The figure of Choudhury is also familiar, so much so at this point it’s almost archetypal. He is overwhelmingly talented, overwhelmingly energetic, overwhelmingly megalomaniacal and greedy like so many who have been revealed in recent years to be high-profile serial sexual predators. Like them, he also has a preternatural proficiency at harnessing his natural abilities and transforming them into the type of power needed to gain access to women who would otherwise be inaccessible to him, and to cross social boundaries without reprisal.

“Bikram” shows Choudhury as a cross between a grifter and cult leader; one who had a talent for choosing marks who possibly carried within them a kernel of masochism. Since much of his belittling of others was done in front of an audience, slight sadism may have been a factor as well. In “Bikram,” Choudhury comments to one attendee, “You need a pedicure,” as he corrected their position. To another, he loudly inquired if they were doing something about their big stomach.

Choudhury’s teacher training courses lasted nine weeks in a hotel where all attendees were obligated to stay. There were two daily mandatory one-and-half-hour hot yoga classes, which Choudhury conducted from his throne on a platform in front of his hundreds of students, belting out directions and insults at the sweltering throng of apprentices. The room was a blistering 104 degrees. “Bikram” exposes Choudhury’s secret for literally keeping himself (and himself alone) cool; a strategically placed air conditioner.

When Choudhury did alight from his platform, he strolled through the class and corrected hot-pants-and-bra clad students in often uncomfortably intimate ways.
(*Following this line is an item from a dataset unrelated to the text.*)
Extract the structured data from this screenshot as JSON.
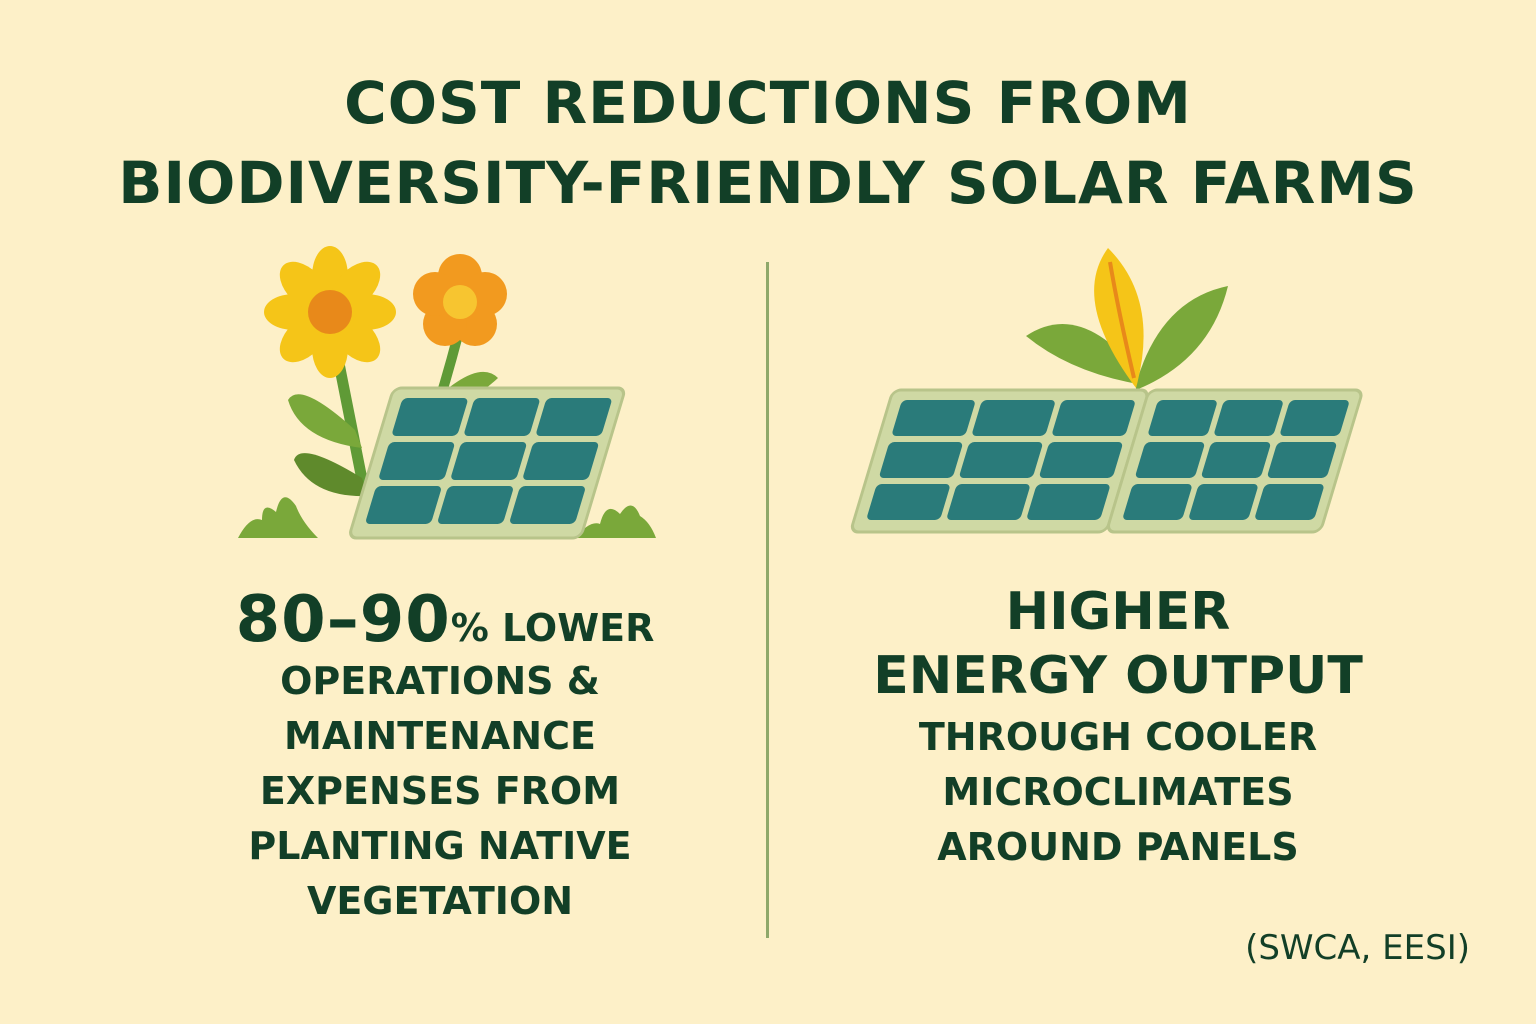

It was during one of these class corrections where he pressed his groin area against Baughn, who went on to sue him after he also allegedly attacked her in his hotel room.

“Bikram” illustrates how Choudhury, like many abusers, isolated his students thus making it easier to victimize those he chose to. The structure of the business trapped aspiring yoga teachers under Choudhury’s rules if they wanted to teach under his brand. It’s why many overlooked the abuse. As one former student stated, “If we didn’t go back or started speaking out, we would be professionally exiled.”

In one sequence, Anderson recounted being violently assaulted by Choudhury in his home while his wife and children slept upstairs. It is her behavior afterward though, that will leave viewers’ mouths agape.

Near the beginning of “Bikram,” a former student who declares that Choudhury’s machinations cured her arthritis in her hip, explains, “People found this yoga sometimes at their most broken.” Even as Choudhury used the sacred to heal physical wounds, it was just that emotional brokenness he counted on to indulge his proclivity for the profane.